Transizione di fase algoritmica
Un’analisi dei fenomeni critici ha quindi concluso che una transizione di fase, ben studiata nella fisica dei materiali magnetici, si è verificata a una lunghezza del gene critico di 1.500 nucleotidi. Questo marcato eucaryogenesi e divide l’evoluzione della vita in due fasi distinte: una fase di codifica (prokarya) e una fase non codificante (Eucarya). Inoltre, si osservano fenomeni caratteristici di queste transizioni, come il rallentamento critico, in cui le dinamiche del sistema vengono intrappolate in molti stati metastabili attorno al punto critico. “Ciò è corroborato nei primi protisti e funghi”, ha dichiarato il dott. Fernando Ballesteros dell’Università di Valencia.

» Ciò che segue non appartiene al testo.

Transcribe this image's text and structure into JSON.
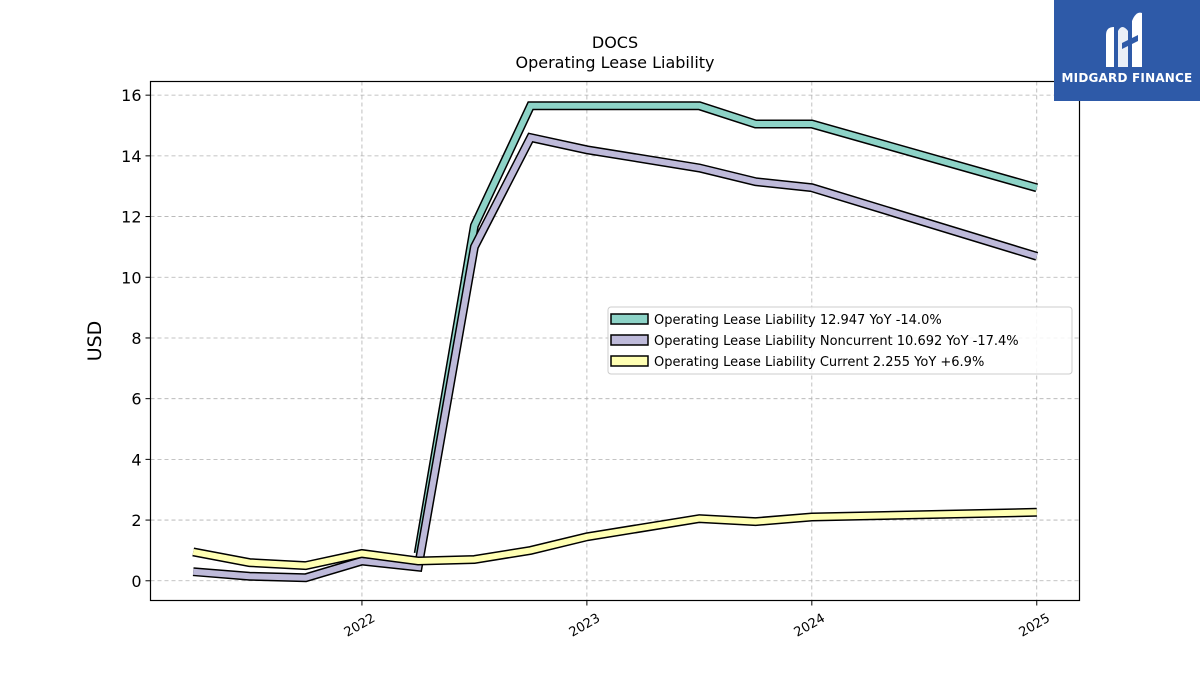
{
  "chart_data": {
    "type": "line",
    "title": "DOCS",
    "subtitle": "Operating Lease Liability",
    "ylabel": "USD",
    "xlabel": "",
    "ylim": [
      -0.65,
      16.45
    ],
    "yticks": [
      0,
      2,
      4,
      6,
      8,
      10,
      12,
      14,
      16
    ],
    "xticks": [
      {
        "label": "2022",
        "value": 2022.0
      },
      {
        "label": "2023",
        "value": 2023.0
      },
      {
        "label": "2024",
        "value": 2024.0
      },
      {
        "label": "2025",
        "value": 2025.0
      }
    ],
    "xlim": [
      2021.06,
      2025.19
    ],
    "grid": true,
    "legend_position": "center-right",
    "series": [
      {
        "name": "Operating Lease Liability",
        "legend": "Operating Lease Liability  12.947 YoY -14.0%",
        "color": "#8dd3c7",
        "x": [
          2022.25,
          2022.5,
          2022.75,
          2023.0,
          2023.5,
          2023.75,
          2024.0,
          2025.0
        ],
        "y": [
          0.9,
          11.7,
          15.65,
          15.65,
          15.65,
          15.05,
          15.05,
          12.947
        ]
      },
      {
        "name": "Operating Lease Liability Noncurrent",
        "legend": "Operating Lease Liability Noncurrent  10.692 YoY -17.4%",
        "color": "#bebada",
        "x": [
          2021.25,
          2021.5,
          2021.75,
          2022.0,
          2022.25,
          2022.5,
          2022.75,
          2023.0,
          2023.5,
          2023.75,
          2024.0,
          2025.0
        ],
        "y": [
          0.3,
          0.15,
          0.1,
          0.65,
          0.45,
          11.0,
          14.6,
          14.2,
          13.6,
          13.15,
          12.95,
          10.692
        ]
      },
      {
        "name": "Operating Lease Liability Current",
        "legend": "Operating Lease Liability Current  2.255 YoY +6.9%",
        "color": "#ffffb3",
        "x": [
          2021.25,
          2021.5,
          2021.75,
          2022.0,
          2022.25,
          2022.5,
          2022.75,
          2023.0,
          2023.5,
          2023.75,
          2024.0,
          2025.0
        ],
        "y": [
          0.95,
          0.6,
          0.5,
          0.9,
          0.65,
          0.7,
          1.0,
          1.45,
          2.05,
          1.95,
          2.1,
          2.255
        ]
      }
    ]
  },
  "logo": {
    "brand_text": "MIDGARD FINANCE",
    "background": "#2e5aa8"
  }
}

Inoltre, “la transizione di fase è stata algoritmica”, ha aggiunto il professor Jordi Bascompte dell’Università di Zurigo. Nella fase di codifica, in uno scenario vicino a Luca, con proteine brevi, aumentando la lunghezza delle proteine e i loro geni corrispondenti era computazionalmente semplice. Tuttavia, man mano che le lunghezze delle proteine crescevano, la ricerca di proteine più lunghe divenne impossibile. Questa tensione causata da geni che è cresciuta allo stesso ritmo di prima che le proteine non potessero risolvere continuamente ma bruscamente con l’incorporazione di sequenze non codificanti nei geni. Con questa innovazione, l’algoritmo per la ricerca di nuove proteine ha rapidamente ridotto la sua complessità computazionale, diventando non lineare attraverso lo spliceosoma e il nucleo, che ha separato la trascrizione e la giunzione dalla traduzione. Ciò è accaduto nel punto critico della transizione di fase, che questo studio risale a 2,6 miliardi di anni fa.
Lo studio recentemente pubblicato in PNA Non solo risponde a domande essenziali, ma è interdisciplinare, combinando biologia computazionale, biologia evolutiva e fisica. “Ha il potenziale per interessare un vasto pubblico in molte discipline e fungere da base per altri gruppi per esplorare diversi percorsi di ricerca, come l’energia o la teoria dell’informazione”, ha sottolineato il dott. Enrique Muro dell’Istituto di evoluzione organistica e molecolare presso la Mainz University. La cellula eucariotica, l’aumento più significativo della complessità nella storia dell’evoluzione della vita sulla Terra, è emersa come una transizione di fase e ha sbloccato il percorso verso altre principali transizioni – come la multicellularità, la sessualità e la socievolezza – che ha modellato la vita sul nostro pianeta come la conosciamo oggi.